Sunday, May 31, 2009

Glorieta Post 1

Here I am, a big summer camp dining hall lunch-lady/dish-washer extroardinaire. And now, here comes the flow of questions! I'm sure they'll be answered in due time, but until then, I'll mull them over in the back of my mind.

1. Does God command you not to marry someone? If He does, then how? I always hear about people saying that "God told me not to marry this person because of *this and that*." I know this is often used as an excuse to break up with someone in a holy-sounding way, but sometimes people were so much better off without the person, even if they loved them. I find this odd and counter-intuitive. I guess, in a roundabout way, I'm asking myself and God if I'll be married to my boyfriend by next summer or not. (I'm sure it has nothing to do witht he two back to back weddings I just attended... ;) ) I want to be sure, but being sure is driving us both crazy. Blarg.

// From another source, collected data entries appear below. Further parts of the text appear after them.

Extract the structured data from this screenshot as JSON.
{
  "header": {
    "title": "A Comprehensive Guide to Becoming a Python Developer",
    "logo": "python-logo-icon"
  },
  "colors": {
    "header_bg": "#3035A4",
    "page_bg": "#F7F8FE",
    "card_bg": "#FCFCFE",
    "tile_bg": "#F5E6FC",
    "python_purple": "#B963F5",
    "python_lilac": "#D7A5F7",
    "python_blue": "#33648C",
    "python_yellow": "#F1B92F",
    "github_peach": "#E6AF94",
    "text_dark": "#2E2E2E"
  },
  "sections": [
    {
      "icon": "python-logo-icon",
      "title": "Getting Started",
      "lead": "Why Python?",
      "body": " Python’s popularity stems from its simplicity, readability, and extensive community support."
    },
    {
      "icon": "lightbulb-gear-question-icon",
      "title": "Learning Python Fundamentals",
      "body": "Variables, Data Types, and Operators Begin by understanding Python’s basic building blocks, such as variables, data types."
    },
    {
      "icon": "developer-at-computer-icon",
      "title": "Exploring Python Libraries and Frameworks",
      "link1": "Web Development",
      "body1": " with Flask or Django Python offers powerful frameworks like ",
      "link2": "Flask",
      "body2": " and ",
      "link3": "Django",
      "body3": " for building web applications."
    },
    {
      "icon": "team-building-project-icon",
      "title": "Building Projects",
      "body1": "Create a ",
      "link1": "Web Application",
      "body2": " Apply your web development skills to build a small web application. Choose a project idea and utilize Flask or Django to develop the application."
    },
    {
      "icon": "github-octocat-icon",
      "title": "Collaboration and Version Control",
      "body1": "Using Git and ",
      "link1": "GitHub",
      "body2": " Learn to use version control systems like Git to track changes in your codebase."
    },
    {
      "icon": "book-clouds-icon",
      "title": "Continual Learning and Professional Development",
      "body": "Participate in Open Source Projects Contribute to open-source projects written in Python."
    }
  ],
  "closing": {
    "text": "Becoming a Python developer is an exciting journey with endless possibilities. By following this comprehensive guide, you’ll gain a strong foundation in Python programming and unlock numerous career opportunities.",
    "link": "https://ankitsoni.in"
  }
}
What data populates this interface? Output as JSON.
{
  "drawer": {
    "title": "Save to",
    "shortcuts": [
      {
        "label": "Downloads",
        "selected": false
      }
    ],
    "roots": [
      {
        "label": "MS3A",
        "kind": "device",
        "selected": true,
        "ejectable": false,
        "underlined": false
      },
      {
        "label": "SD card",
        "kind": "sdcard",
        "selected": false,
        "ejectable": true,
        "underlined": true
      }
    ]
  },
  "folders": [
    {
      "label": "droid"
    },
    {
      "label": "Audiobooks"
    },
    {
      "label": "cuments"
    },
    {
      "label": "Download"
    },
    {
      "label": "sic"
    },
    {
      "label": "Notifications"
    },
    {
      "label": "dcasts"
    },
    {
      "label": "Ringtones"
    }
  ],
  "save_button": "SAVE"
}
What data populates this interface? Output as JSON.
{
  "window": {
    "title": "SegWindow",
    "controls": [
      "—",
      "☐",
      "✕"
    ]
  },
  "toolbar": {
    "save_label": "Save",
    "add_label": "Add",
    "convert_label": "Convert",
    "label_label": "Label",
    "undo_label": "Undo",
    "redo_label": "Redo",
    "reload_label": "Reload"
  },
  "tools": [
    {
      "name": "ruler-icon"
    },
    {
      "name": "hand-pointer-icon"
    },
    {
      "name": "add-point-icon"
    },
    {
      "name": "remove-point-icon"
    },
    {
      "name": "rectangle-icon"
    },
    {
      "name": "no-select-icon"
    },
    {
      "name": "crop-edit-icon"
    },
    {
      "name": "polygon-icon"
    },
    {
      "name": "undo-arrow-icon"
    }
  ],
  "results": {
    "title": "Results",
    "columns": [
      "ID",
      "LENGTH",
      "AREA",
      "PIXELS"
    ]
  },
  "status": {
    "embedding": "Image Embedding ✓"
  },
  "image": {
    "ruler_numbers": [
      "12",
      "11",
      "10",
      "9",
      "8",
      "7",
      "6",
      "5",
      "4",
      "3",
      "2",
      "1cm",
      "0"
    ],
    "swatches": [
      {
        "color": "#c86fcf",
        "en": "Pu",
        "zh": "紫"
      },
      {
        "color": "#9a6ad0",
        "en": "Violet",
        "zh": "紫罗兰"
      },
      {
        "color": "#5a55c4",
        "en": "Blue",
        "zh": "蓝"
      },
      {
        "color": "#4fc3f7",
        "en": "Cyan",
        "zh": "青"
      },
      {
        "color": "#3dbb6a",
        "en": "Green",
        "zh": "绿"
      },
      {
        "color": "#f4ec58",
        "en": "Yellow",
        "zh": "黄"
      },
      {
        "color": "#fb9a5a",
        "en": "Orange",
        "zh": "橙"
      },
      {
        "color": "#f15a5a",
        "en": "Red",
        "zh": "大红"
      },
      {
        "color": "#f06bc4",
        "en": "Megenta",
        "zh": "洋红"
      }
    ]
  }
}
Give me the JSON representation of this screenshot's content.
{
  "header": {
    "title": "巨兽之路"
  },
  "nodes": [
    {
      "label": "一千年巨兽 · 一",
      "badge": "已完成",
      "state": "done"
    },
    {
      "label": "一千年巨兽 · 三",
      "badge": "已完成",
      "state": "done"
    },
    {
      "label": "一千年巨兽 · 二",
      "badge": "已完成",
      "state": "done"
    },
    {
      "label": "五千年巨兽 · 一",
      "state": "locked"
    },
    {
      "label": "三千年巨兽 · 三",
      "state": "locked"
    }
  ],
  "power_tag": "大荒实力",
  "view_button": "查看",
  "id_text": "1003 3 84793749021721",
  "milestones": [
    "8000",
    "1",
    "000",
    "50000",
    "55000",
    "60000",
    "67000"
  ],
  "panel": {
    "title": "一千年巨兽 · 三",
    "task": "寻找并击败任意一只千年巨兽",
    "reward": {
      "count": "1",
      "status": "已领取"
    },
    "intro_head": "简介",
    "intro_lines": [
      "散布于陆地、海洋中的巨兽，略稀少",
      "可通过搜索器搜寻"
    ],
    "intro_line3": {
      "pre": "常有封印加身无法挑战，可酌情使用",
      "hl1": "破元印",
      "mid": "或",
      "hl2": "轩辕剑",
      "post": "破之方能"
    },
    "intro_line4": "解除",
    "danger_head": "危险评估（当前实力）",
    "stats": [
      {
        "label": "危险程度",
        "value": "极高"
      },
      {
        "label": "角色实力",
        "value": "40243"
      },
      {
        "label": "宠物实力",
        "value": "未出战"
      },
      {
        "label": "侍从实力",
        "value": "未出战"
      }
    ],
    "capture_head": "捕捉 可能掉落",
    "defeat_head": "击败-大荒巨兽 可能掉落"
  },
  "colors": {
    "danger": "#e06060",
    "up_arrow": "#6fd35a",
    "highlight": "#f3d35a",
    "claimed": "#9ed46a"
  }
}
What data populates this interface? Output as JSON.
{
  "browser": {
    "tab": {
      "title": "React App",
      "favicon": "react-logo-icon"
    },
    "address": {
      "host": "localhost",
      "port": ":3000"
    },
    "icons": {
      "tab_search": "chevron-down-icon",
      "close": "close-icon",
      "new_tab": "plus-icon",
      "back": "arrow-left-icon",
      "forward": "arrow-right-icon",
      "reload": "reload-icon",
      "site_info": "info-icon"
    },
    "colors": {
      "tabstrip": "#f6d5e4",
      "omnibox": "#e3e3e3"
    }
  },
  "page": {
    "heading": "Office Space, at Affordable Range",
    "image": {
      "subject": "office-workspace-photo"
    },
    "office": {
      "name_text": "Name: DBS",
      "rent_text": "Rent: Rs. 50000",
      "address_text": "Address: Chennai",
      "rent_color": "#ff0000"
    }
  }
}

sidenote: I've decided that the Fear of Commitment is the lamest excuse ever. Who ISN'T afraid of diving into something wholeheartedly and having to put time and effort into something? Srsly. Whenever I'm afraid to commit to something, its because I'm just too lazy to do it, or I have (or think I have) good reasons for not doing it or stalling it. Ultimately, it isn't fear of commitment. *steps off soap box*

2. Called vs. Chosen. I heard an interesting talk this first week about being "driven" vs being "called." I have a lot of insecurity around people who say they have "found their calling" in missions or teaching or whatever, while I'm sitting here wondering what to do with my life. I don't know how much waiting I should do or how much "doing" I should do. For now, I'm just following my heart and doing what I want to do and/or feel I should do, and seeing what happens.

I wonder right now if even coming here was an attempt at being "driven," or as a cover up for running away (figuratively) again, or a little bit of both. I felt like God wanted me here, but I wonder if my insistence on going made me ignore Him?

*brain hurts*

3. Spiritual gifts. Does Paul mention ALL of them in the Bible, or can a certain person have one that is particular to that person (like the Spiritual Gift of Video Game Pwnage)? Are Paul's just general gifts such that every Christian should have at least one? If someone can reach Christ though video games, does that make it a gift, or a calling, or ? And we should strive to obtain the higher gifts, I read. Is a gift like a talent, similar to music or sports, such that no matter what level of natural ability the person has, they can always improve in it with practice? Is a "worldly" gift lesser than a spiritual gift? Or are they the same in the sense that God gives them to us?

I think I need a vocab lesson in Christian-ese. I'm getting all my terms mixed up. Maybe not going to church for 2 months is whittling down my skillz.

Maybe I should drop Christian-ese since I'm failing it.

Oh, one more thing. I keep finding all of these "hints" on how Christianity should be:
-How much you love God is reflected in how much you love His Word
-A woman should be so lost in God that a man must seek Him to find her
-lots of stuff about how being passionate is good (I don't remember the wording, this is jsut the impression I got)

I think people should be careful when writing these things. They all have an element of truth, to be sure, and it is good to have encouraging words. But the first one implies that the person who reads the Bible more loves God more. That kinda bothers me. It toes the line of legalism. (I do think reading the Bible is good) The second one sounds great, but it also bothers me. I'm not "lost" in God. I'm lost here on Earth, and God is the light I'm trying to follow out of this mess. Maybe I'm just weird. And all the passionate stuff just makes me feel inadequate and awkward. I don't always wake up with a smile on my face, proclaiming "I LOVE GOD!!!!" to the world with flower petals streaming out of my hair after my nature walk with Jesus (I figure heaven might be like that, maybe minus the petals). Sometimes my passion tank is completely dry, and I'm running on the fumes of the few Bible verses I have memorized. I guess I suck at life on these days, hmm?

Its not that I hate encouraging words. Sometimes, though, the most encouraging thing for me is for someone to tell me they are going through the same thing and this is how they are dealing with it. I don't like how impersonal the notes are.

I'm hunting for something real in all of this, and I know it is here. The prayer garden is awesome. I hope to learn a lot. This is kinda my *BLARGH* post right now.